Parece-me que os alunos se defendem como podem do
excesso escolar, escapando às aulas e tutorias, entrando tarde e saindo cedo,
entrando e saindo a seu bel-prazer durante a aula, pedindo coisas e serviços ao
professor: pausas para café, dispensa das aulas, dilatação dos prazos de
entrega dos trabalhos, informações básicas sobre tudo e nada; refugiando-se nas
violentas praxes, legalmente apadrinhadas pela escola, nas festas (queima das
fitas, cortejos, espectáculos) e nas estadias académico-balneares ERASMUS.
Refugiam-se e evadem-se: usam o computador e o telemóvel em plena aula,
encerrados nas suas comunicações privadas.
Parece não haver regras.
Os comportamentos dos alunos não são separáveis da
natureza das suas interacções com o meio. De facto, os comportamentos de
dependência e associabilidade acima enumerados parecem-me decorrer, em parte,
do tratamento infantil e de desresponsabilização dado aos alunos. Escolho
apenas um exemplo, de peso: o controle
docente para as eleições dos alunos para o Conselho de Representantes
(órgão que confere aos alunos representação institucional) ou para o
Conselho Pedagógico (órgão paritário). Cito o autor: “Um dos professores promotores chegou a confessar que o
que lhe deu mais trabalho foi fazer a lista de discentes (!).” Parece,
pois, haver um atropelo de papéis, um açambarcamento por parte dos professores,
como se só a eles a escola pertencesse. E, ao mesmo tempo, parece existir um
divórcio entre professor e alunos, justamente porque papéis e funções se confundem.
Esse divórcio pode estar relacionado também com o alto grau de mediatização na
escola, último traço por mim identificado, que passo a considerar em seguida.
1850. Um artista desenha com a ajuda de uma câmara escura. |
Multimediatização
As interacções professor/alunos decorrem sobretudo em
sala de aula, a que o autor chama “câmara escura”.

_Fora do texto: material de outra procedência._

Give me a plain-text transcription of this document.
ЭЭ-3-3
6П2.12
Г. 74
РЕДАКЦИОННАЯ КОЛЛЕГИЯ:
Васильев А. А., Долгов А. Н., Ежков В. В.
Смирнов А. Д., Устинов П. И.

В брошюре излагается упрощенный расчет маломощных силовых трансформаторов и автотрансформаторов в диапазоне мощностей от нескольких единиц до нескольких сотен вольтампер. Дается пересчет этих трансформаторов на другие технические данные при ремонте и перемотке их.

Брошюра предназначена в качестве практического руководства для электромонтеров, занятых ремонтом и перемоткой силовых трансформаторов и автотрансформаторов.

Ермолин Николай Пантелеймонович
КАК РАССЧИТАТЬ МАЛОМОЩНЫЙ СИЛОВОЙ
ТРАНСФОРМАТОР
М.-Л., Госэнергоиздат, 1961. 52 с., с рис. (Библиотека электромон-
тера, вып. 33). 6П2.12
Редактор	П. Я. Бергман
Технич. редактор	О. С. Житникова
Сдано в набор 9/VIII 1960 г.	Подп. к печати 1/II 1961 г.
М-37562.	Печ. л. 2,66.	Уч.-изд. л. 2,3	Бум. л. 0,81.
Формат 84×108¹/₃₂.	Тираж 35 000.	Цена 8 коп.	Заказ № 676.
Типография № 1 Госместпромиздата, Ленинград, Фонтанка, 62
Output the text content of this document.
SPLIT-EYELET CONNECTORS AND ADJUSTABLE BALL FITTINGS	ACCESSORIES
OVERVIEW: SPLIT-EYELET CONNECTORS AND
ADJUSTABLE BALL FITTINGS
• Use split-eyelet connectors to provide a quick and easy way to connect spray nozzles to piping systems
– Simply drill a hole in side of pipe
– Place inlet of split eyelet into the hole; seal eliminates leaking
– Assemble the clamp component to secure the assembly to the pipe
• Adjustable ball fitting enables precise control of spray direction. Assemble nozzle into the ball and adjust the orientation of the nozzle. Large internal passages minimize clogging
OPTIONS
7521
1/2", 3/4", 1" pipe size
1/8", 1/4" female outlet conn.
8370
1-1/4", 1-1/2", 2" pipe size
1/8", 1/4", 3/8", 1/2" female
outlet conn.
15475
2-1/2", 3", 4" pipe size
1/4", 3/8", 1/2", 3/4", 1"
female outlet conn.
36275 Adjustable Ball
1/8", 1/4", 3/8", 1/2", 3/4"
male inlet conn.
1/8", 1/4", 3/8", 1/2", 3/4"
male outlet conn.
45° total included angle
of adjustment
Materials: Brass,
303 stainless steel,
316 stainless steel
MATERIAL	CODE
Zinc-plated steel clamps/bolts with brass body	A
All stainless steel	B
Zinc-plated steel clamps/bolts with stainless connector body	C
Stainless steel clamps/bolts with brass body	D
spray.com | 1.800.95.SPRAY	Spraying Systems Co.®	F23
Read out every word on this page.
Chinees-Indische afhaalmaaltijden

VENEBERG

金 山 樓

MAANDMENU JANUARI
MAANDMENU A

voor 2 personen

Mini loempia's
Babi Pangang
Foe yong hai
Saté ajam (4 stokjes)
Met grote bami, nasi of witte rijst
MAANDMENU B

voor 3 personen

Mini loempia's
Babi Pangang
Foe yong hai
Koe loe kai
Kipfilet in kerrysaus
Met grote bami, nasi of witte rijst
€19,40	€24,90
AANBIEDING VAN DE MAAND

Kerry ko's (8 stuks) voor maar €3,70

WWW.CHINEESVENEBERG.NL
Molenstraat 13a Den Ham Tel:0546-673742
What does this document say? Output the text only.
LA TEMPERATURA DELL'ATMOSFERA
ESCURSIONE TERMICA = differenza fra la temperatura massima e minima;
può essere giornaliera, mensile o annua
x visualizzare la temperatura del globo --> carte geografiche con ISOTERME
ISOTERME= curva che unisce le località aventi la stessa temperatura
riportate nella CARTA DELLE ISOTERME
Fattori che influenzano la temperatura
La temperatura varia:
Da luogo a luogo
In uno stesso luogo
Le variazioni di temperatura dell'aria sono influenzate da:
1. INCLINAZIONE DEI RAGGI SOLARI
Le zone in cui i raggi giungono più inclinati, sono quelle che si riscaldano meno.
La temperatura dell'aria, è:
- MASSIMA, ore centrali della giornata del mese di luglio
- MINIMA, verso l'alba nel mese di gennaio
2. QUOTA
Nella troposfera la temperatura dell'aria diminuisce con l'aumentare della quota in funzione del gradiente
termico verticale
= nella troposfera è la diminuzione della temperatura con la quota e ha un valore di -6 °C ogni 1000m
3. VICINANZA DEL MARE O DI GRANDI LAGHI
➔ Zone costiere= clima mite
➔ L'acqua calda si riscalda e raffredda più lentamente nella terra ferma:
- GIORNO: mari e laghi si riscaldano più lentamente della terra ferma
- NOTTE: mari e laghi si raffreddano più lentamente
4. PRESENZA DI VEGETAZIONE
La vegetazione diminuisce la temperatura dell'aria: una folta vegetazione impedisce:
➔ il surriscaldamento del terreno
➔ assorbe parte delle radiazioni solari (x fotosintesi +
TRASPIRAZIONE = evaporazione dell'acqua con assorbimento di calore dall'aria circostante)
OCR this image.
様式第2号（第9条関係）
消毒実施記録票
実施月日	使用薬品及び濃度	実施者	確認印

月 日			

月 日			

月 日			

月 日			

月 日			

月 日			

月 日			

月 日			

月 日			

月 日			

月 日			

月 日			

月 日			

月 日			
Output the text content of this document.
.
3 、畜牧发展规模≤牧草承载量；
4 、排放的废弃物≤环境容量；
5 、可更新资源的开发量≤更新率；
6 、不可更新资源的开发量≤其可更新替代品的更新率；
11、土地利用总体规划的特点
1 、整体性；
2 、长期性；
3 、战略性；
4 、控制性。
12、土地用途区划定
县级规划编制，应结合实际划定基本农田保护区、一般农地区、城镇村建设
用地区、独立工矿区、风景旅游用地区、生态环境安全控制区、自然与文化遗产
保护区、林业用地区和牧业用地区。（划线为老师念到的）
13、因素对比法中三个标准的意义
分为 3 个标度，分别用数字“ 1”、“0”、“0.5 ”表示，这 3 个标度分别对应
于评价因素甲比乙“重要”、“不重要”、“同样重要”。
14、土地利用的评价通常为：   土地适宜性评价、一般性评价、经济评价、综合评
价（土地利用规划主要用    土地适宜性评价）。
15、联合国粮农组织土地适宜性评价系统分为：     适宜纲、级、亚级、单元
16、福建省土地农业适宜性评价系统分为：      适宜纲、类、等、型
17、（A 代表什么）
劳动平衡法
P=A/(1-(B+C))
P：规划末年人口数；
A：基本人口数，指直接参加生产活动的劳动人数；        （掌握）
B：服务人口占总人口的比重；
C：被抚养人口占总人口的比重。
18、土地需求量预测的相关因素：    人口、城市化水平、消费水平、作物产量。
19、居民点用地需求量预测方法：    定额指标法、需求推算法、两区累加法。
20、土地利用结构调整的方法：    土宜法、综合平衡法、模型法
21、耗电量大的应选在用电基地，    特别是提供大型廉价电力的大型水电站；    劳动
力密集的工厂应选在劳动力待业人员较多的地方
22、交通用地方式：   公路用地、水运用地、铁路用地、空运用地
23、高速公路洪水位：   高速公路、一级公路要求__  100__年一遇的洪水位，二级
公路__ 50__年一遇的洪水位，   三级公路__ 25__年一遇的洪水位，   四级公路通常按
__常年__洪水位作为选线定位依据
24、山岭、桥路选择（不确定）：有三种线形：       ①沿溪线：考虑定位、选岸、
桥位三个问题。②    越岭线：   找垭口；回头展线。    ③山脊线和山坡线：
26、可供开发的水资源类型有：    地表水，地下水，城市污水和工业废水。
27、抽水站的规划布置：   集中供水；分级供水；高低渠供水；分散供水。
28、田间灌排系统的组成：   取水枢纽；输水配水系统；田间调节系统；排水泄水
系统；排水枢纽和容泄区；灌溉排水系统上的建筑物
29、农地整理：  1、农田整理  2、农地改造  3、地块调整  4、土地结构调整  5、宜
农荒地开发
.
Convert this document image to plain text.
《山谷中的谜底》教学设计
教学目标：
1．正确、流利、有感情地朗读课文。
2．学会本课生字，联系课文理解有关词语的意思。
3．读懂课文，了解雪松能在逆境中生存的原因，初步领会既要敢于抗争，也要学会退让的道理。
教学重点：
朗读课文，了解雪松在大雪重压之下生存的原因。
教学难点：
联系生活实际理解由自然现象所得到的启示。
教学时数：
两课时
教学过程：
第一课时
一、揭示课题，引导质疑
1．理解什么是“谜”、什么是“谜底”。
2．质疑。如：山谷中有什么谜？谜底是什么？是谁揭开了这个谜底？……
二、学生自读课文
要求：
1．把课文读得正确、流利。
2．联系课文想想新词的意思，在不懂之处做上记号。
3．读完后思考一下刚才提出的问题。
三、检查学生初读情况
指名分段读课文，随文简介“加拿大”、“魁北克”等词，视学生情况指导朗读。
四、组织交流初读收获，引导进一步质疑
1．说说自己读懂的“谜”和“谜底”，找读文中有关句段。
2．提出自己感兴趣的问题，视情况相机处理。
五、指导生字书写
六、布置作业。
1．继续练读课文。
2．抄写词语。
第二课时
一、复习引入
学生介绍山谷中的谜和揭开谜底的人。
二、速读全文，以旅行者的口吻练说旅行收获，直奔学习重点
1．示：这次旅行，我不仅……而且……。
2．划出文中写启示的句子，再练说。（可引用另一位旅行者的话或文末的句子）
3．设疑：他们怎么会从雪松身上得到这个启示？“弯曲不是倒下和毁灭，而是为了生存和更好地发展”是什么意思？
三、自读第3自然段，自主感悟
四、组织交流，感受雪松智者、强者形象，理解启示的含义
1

Ficamos a saber que, apesar das ideias e engenho do arquitecto, a comunidade
escolar não deixa entrar a luz solar na sala de aula e que professor e alunos,
em presença real, não comunicam face a face e olhos nos olhos, mas sim através
do ecrã de powerpoint (PP). O PP
tornou-se, e cito, “suporte didáctico por
excelência... (...) cábula oficial e
trabalhosa... (...) que leva mais tempo a montar que o tempo necessário para
estudar a matéria... (...) causando hiatos, graças às atrapalhações técnicas...”.
O autor conta que, numa só sessão de apresentação de trabalhos dos alunos em
sala de aula, viu 180 diapositivos
em PP, trinta por grupo.
A entrada da luz solar é barrada, mas não os
telemóveis e a porta que eles abrem para vídeos, jogos, mensagens, tudo o que
foi digitalizado, tudo o que é difundido. O seu uso parece ser livre, o que não
acontece nas salas de teatro.
Eduardo Lourenço (2018) referiu “o circo romano a domicílio que a televisão universal nos
oferece vinte e quatro horas por dia”. Esse circo romano invade e ocupa
a escola superior.
Conclusão
Após a leitura do livro Pedagogia
S. e a reflexão que me suscitou,
fica-me, da escola descrita, uma impressão de ilusão, do que se nos afigura ser
e não é.
Agradeço ao Luís Souta por me ter ajudado a disciplinar a memória.
Agradeço ao Luís Souta por me ter ajudado a disciplinar a memória.